Should I just give up?

Jan 28, 2006 14:16

I just dont know what to do anymore.
I feel Im trying my best and it just slaps me in the face everytime.
Right now I am technically working three jobs and its killing me. But I owe people money and its up to me to pay them off. I obviously cant make it on one paycheck so that brings me to can I afford the girls?
Obviously, if I had the girls I wouldnt be working three jobs. I am right now so that I can pay off some bills and be able to provide properly for them. In case you cant tell, Im having a really really REALLY bad day. Have been getting migraines, Im sure its from working three jobs and now worrying that I have a lawyer for this thing I have going with the girls. Then I have people telling me that I shouldnt have gotten a lawyer that its going to hurt me in the long run, that I would have been better off with the court appointed lawyer even though he wasnt doing as much as I feel he might have. then I have the foster care worker telling me that yes we want you to get your girls back and then someone else telling me that the foster care worker is lying to me. That she doesnt like me and that she doesnt want me to get my girls back. that Im not good enough to have them, and then people wonder why I think Im a bad mom?!?!?!?!?!?!
Then to top EVERYTHING off I missed my visit with Katie today and that has just devestated me.
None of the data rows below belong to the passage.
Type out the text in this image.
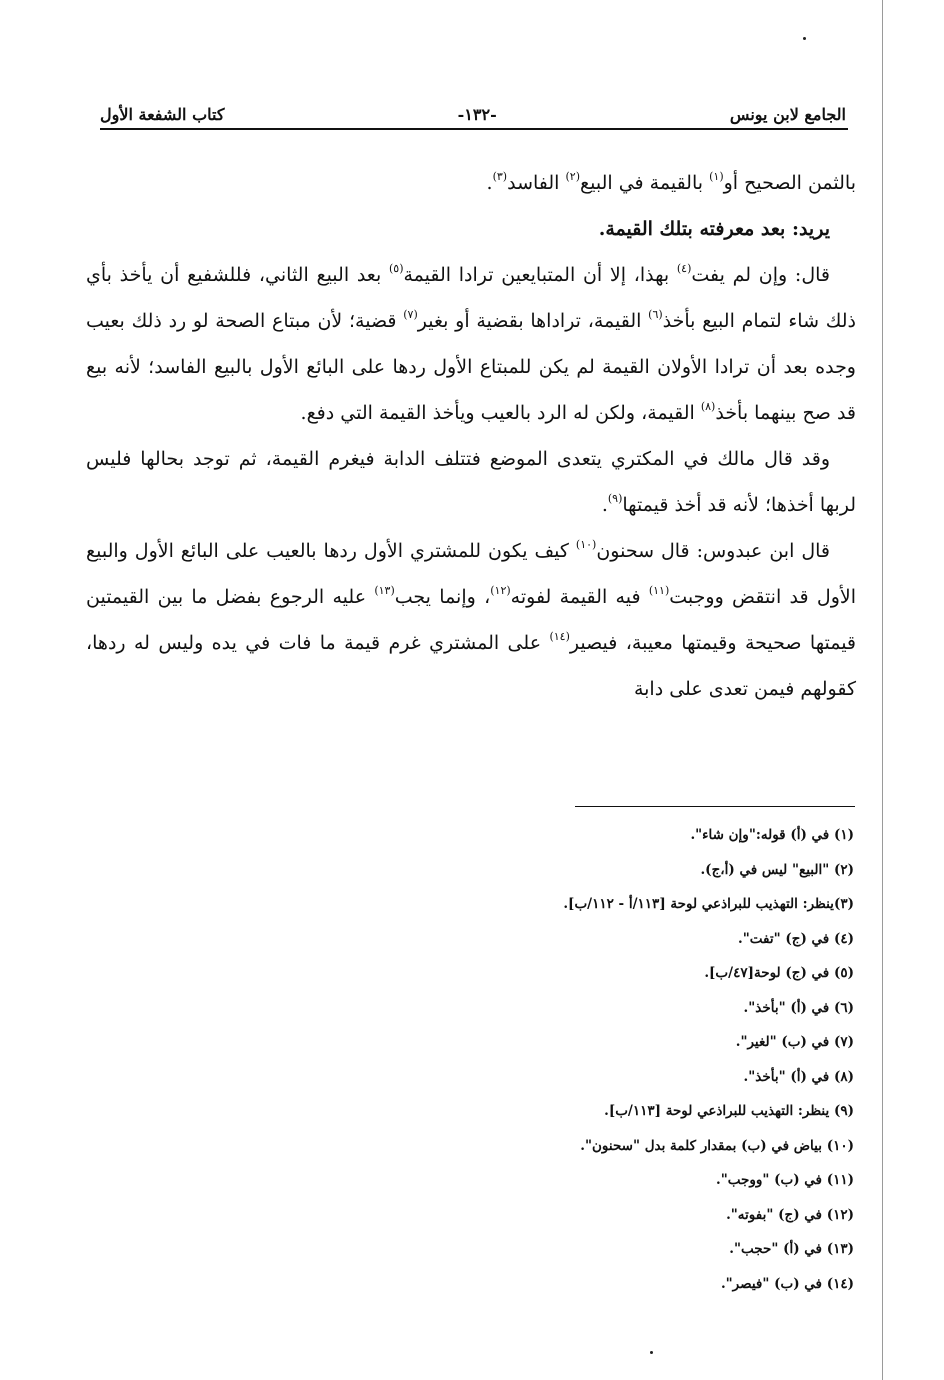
الجامع لابن يونس
-١٣٢-
كتاب الشفعة الأول

بالثمن الصحيح أو$^{(١)}$ بالقيمة في البيع$^{(٢)}$ الفاسد$^{(٣)}$.

يريد: بعد معرفته بتلك القيمة.

قال: وإن لم يفت$^{(٤)}$ بهذا، إلا أن المتبايعين ترادا القيمة$^{(٥)}$ بعد البيع الثاني، فللشفيع أن يأخذ بأي ذلك شاء لتمام البيع بأخذ$^{(٦)}$ القيمة، تراداها بقضية أو بغير$^{(٧)}$ قضية؛ لأن مبتاع الصحة لو رد ذلك بعيب وجده بعد أن ترادا الأولان القيمة لم يكن للمبتاع الأول ردها على البائع الأول بالبيع الفاسد؛ لأنه بيع قد صح بينهما بأخذ$^{(٨)}$ القيمة، ولكن له الرد بالعيب ويأخذ القيمة التي دفع.

وقد قال مالك في المكتري يتعدى الموضع فتتلف الدابة فيغرم القيمة، ثم توجد بحالها فليس لربها أخذها؛ لأنه قد أخذ قيمتها$^{(٩)}$.

قال ابن عبدوس: قال سحنون$^{(١٠)}$ كيف يكون للمشتري الأول ردها بالعيب على البائع الأول والبيع الأول قد انتقض ووجبت$^{(١١)}$ فيه القيمة لفوته$^{(١٢)}$، وإنما يجب$^{(١٣)}$ عليه الرجوع بفضل ما بين القيمتين قيمتها صحيحة وقيمتها معيبة، فيصير$^{(١٤)}$ على المشتري غرم قيمة ما فات في يده وليس له ردها، كقولهم فيمن تعدى على دابة

(١) في (أ) قوله:"وإن شاء".
(٢) "البيع" ليس في (أ،ج).
(٣)ينظر: التهذيب للبراذعي لوحة [١١٣/أ - ١١٢/ب].
(٤) في (ج) "تفت".
(٥) في (ج) لوحة[٤٧/ب].
(٦) في (أ) "بأخذ".
(٧) في (ب) "لغير".
(٨) في (أ) "بأخذ".
(٩) ينظر: التهذيب للبراذعي لوحة [١١٣/ب].
(١٠) بياض في (ب) بمقدار كلمة بدل "سحنون".
(١١) في (ب) "ووجب".
(١٢) في (ج) "بفوته".
(١٣) في (أ) "حجب".
(١٤) في (ب) "فيصر".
I cant stop crying today because of it. I dont want her to think that I dont love her and had forgotten about her
I DIDNT I dont know what happened other than I was sleeping. And thats not a good enough excuse. There isnt a good excuse for letting your daughter down. I feel like Im Charlie right now.
I dont have a spouse that can help me out. I dont have someone I can turn to and hold me and help me work through this. I actually dont really have anyone I can even talk to about this. To many people to close to the situation and cant see things from I dont know. I would like someone to se what I am going through but then its all about me. and its not. I want my girls back more than anything in the world. But why? So Im not alone? NO. I LOVE THEM SO MUCH AND I MISS THEM THEY ARE MY LIFE but I guess thats not a good thing either.
My migraine is getting worse so I am going to end this for now until my mind can clear a littel bit.